In the novel, Austen counsels us once again towards rational love and shows the dangers of Marianne's self-blinding, guileless abandonment to passion (played by a pre-Titanic Kate Winslet in tight, corkscrew ringlets). Many Brigid Jones fans will undoubtedly be able to identify with her uncontainable romanticism and headstrong devotion to following her feelings irrespective of what someone like Elinor (Emma Thompson) - steady, reserved and so mature, she's almost dull - might think. And so it is that the one sister is able to learn something crucial from the other: Marianne is forced by circumstance to realise the near-fatal risks of passionate devotion to someone of whom she has only an impression, rather than true knowledge; and Elinor, sobbing like a human Niagra Falls at the close, that an excess of emotional repression can be devastatingly misunderstood as the absence, rather than secrecy, of love.

In terms of doing what it says on the tin, the film cannot really be faulted (although you have to like Hugh Grant's routinal foppish inarticulacy to buy him in the role of Edward Ferrars). But I can't escape the feeling that something is lacking in some of these safe, 'suburban' period dramas. What marks Jane Austen out as a genial writer is the sparky high irony with which she tells her social dramas. And the key problem that adaptations of her novel face is: how to convey her idiosyncratic voice? Don't these rather academic productions bypass that problem by reproducing Austen's narrative as closely as possible whilst only half-heartedly addressing the difficult question of voice? Can very efficient and safe filmmaking like this genuinely reproduce Austen's deft irony?
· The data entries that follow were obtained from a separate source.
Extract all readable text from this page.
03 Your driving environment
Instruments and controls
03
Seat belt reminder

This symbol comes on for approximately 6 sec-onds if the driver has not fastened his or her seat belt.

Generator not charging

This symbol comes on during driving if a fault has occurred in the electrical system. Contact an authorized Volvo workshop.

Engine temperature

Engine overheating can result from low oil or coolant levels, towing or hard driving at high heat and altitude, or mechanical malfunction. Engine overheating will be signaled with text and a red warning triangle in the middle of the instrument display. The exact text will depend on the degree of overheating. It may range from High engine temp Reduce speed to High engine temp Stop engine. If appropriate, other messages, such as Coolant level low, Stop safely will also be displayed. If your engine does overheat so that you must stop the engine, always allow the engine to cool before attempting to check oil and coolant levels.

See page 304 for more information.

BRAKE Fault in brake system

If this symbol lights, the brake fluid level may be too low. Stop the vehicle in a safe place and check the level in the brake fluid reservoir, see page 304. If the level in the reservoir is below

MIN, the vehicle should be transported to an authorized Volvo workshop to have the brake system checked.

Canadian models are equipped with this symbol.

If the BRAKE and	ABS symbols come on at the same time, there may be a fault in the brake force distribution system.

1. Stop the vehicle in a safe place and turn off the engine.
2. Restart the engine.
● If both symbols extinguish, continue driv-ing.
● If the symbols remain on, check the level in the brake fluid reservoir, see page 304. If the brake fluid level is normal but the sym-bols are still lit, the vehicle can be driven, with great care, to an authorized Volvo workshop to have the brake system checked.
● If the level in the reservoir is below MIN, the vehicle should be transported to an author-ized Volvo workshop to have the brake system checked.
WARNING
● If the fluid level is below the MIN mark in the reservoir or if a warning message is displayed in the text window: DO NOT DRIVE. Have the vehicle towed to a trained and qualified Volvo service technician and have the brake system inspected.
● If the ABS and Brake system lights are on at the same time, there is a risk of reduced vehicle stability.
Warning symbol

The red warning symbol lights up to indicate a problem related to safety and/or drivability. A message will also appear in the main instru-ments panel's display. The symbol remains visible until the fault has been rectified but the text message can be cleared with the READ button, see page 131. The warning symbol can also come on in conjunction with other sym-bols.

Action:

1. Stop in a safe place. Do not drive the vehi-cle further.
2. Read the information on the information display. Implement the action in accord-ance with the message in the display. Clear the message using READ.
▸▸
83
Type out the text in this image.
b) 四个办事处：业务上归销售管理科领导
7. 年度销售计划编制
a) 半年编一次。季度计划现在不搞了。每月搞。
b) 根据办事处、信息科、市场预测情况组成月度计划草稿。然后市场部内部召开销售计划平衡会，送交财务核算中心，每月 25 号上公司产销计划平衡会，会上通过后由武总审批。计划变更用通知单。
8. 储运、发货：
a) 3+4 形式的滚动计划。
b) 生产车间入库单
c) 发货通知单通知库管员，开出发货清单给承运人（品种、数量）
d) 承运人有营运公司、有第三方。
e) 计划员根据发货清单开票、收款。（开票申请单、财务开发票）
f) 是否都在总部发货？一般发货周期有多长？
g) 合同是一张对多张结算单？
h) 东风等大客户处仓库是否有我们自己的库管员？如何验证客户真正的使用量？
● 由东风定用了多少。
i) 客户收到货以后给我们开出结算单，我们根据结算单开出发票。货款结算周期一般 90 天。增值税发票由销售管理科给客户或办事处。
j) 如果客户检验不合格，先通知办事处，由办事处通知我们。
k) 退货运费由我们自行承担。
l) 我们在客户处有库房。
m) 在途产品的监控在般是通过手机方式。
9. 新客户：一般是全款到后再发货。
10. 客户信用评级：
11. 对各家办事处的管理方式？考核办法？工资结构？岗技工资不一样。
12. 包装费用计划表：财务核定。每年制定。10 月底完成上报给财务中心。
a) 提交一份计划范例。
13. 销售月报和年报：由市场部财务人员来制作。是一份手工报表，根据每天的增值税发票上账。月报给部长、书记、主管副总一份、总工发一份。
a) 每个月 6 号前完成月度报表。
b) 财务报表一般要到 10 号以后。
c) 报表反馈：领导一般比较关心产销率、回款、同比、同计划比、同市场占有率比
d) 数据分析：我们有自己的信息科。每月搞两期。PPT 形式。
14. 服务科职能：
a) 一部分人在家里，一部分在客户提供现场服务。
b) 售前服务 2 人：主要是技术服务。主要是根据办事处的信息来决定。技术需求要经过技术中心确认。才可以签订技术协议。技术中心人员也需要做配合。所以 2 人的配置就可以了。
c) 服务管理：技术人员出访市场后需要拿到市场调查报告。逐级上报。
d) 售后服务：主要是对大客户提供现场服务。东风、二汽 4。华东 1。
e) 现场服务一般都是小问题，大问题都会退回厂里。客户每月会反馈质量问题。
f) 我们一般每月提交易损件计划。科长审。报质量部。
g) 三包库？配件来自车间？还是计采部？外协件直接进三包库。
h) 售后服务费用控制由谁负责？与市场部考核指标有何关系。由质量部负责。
The market for films emanating a nostalgia for the high morals, manners and decorum of England's Regency period has mushroomed. The question now, twelve years after these versions were first released, is whether filmmakers are prepared to consider new ways of interpreting these novels and, in doing so, to challenge and push viewers beyond nostalgia and their comfort zone to a new, and perhaps deeper, understanding of Austen's timeless classics.

Sensational5
I must admit I was put off watching this for many years because I have never been a fan of Emma Thompson, Kate Winslett or Hugh Grant and the fact that all three were in it was a definite turn off. I finally watched it one rainy windy afternoon when there was nothing worth watching on tv and was captivated. Fine acting, fine script, beautiful costumes, wonderful settings - well worth watching and I'm sorry I didn't do so sooner. One of the few examples of a film living up to the book.

Faultless.5
The magic of the movies allows a story of no obvious relevence, to touch your soul.
The triumph of sense and sensibility being the delicate and acutely observed range of emotion in a period setting.
The cast illustrating the gift of an actor who can lift a character from the page and render them in a truely memorable film.
I love this film, you've got to watch it.